Pense na Ucrânia, onde a Starlink é fundamental na guerra contra a Rússia. Mesmo assim, Musk está dizendo coisas boas da Rússia, repetindo falas do Putin. A Ucrânia não gosta, mas tem que tolerar, porque ele fornece uma tecnologia indispensável. Ele percebe isso.
Além do dinheiro perdido, a relevância do Twitter também parece diminuir. Acha que o futuro do X é virar a versão Musk do Truth Social [a 'rede social' de Donald Trump]?
Em certo sentido, o X já é o Truth Social do Elon Musk. É a plataforma que ele quer. Ele virou o usuário mais seguido, mais de 200 milhões de seguidores. Se você vai na aba "For You" (recomendações), só da ele. É o megafone de Musk, mesmo que você não o siga.
Redes sociais dependem de inovação e aumento de usuários. Nesse sentido, não vejo o X crescer. Aqui nos EUA nós temos o Yahoo, uma empresa antiga. Mas muita gente acaba ficando lá, porque já tem um Yahoo Mail.
O X pode virar algo assim. Um grupo de pessoas que já usa, vê algum valor, e continua lá. Mas aquele plano de virar uma plataforma de massa, um ponto de encontro onde pessoas de todo tipo vão se juntar e debater, aquilo já era.

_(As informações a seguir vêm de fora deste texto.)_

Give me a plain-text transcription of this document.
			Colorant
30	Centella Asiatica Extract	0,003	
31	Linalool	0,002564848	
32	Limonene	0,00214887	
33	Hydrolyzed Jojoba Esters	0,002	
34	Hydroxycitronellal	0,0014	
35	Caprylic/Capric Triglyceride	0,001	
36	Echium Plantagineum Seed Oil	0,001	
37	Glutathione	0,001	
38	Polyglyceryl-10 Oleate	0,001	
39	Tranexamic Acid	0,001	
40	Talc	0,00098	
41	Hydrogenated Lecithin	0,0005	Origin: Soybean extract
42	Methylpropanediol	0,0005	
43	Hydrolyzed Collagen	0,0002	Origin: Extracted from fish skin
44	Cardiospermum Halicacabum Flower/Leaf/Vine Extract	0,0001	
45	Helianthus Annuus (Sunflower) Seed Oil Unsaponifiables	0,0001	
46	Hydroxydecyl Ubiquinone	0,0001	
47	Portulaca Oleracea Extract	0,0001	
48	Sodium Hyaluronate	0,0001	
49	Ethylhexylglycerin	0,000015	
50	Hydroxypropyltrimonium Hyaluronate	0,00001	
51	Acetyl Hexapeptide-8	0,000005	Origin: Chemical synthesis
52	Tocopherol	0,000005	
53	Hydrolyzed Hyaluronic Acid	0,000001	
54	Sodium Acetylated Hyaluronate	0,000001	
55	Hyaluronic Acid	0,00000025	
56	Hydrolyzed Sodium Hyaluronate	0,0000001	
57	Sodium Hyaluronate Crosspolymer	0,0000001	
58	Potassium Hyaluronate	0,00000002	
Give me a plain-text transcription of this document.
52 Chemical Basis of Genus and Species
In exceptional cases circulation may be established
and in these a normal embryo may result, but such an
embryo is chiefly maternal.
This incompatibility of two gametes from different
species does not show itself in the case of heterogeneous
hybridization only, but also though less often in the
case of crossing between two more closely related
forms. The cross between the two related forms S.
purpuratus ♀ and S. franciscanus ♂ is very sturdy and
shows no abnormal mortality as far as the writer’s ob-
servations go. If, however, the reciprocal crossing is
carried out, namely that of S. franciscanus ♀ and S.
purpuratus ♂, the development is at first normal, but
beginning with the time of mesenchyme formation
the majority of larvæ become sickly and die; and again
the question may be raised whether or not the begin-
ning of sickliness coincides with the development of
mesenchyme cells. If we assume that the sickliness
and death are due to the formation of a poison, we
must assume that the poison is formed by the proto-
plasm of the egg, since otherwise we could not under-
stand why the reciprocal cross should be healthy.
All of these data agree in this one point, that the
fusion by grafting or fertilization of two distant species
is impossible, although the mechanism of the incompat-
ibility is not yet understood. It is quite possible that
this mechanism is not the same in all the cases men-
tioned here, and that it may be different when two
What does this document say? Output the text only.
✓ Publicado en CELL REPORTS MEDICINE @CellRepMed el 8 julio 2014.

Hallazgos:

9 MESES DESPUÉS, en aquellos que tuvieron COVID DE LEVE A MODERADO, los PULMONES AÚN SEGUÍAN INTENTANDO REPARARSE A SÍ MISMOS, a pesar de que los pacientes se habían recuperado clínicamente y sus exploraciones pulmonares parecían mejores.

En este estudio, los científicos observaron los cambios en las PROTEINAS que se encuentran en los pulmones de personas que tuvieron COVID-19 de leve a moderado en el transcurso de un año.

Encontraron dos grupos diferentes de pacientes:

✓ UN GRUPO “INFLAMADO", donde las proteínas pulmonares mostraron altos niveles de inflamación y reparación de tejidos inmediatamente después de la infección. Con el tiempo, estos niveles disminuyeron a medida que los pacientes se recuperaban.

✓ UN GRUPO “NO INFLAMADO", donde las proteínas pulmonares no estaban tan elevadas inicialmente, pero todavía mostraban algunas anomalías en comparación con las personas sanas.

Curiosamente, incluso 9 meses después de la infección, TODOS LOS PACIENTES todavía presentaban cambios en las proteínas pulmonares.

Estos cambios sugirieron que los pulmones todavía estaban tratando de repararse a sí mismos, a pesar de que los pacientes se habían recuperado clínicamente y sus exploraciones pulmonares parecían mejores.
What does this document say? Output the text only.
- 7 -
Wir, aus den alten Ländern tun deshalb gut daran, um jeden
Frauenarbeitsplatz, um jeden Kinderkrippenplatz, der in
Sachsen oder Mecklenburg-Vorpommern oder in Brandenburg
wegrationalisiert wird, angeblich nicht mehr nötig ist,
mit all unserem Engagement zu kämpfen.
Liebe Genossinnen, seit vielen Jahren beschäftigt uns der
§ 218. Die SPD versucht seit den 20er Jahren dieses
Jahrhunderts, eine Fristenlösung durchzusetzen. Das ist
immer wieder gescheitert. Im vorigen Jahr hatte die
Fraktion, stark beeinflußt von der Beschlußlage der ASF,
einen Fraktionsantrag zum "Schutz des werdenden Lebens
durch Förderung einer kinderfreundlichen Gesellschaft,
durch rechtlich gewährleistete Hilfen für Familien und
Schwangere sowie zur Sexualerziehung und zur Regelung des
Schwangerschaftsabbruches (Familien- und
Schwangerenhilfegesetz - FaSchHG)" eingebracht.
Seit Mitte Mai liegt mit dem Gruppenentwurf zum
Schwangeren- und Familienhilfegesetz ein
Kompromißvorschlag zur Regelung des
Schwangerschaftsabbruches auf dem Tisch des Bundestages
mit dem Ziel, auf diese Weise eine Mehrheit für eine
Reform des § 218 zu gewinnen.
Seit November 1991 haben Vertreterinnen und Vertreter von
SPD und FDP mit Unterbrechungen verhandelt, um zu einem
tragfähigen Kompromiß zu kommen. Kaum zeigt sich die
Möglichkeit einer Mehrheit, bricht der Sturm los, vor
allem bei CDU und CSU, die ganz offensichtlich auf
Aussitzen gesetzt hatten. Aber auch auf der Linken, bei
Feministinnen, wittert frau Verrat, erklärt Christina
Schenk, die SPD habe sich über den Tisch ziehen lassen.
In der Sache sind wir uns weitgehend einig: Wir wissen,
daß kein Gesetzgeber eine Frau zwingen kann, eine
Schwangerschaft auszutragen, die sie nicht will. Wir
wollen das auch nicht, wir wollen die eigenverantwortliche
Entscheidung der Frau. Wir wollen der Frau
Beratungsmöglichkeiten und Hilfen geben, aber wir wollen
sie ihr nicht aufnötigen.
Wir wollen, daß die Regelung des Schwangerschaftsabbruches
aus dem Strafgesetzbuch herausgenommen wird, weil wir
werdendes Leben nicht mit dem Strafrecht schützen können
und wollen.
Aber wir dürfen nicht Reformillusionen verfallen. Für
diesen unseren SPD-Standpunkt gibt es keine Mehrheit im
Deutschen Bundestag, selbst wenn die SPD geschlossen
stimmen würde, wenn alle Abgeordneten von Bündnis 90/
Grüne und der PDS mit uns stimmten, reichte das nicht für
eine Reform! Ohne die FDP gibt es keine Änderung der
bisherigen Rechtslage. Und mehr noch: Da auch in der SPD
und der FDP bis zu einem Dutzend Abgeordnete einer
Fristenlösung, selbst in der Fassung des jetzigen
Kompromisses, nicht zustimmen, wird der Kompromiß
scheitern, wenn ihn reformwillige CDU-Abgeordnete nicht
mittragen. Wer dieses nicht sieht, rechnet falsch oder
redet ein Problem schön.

O quão longe Musk ainda pode ir para ajudar Donald Trump?
Ele já foi muito longe, e está testando os limites das leis eleitorais nos EUA. A gente nunca viu uma coisa como esse sorteio antes neste país. Ele está subindo no palco para Trump.
Ele já doou US$ 75 milhões [o valor subiu para US$ 118 milhões após a entrevista --menos de 0,05% de sua fortuna]. Ainda temos alguns dias para ele fazer de tudo.
Ao fazer o livro você notou alguma ambição de Musk entrar para o governo?
Ele já é uma pessoa com um poder imenso sobre o governo dos EUA, seja ou não membro de um gabinete. Entendemos isso quando fizemos o livro, por isso não imaginamos que ele fosse pedir para trabalhar num governo Trump dessa forma.
Mas as coisas ficam mais loucas a cada dia. Não está claro o que isso significa até agora, eles estão só falando sobre essa tal "comissão de eficiência" de um eventual governo.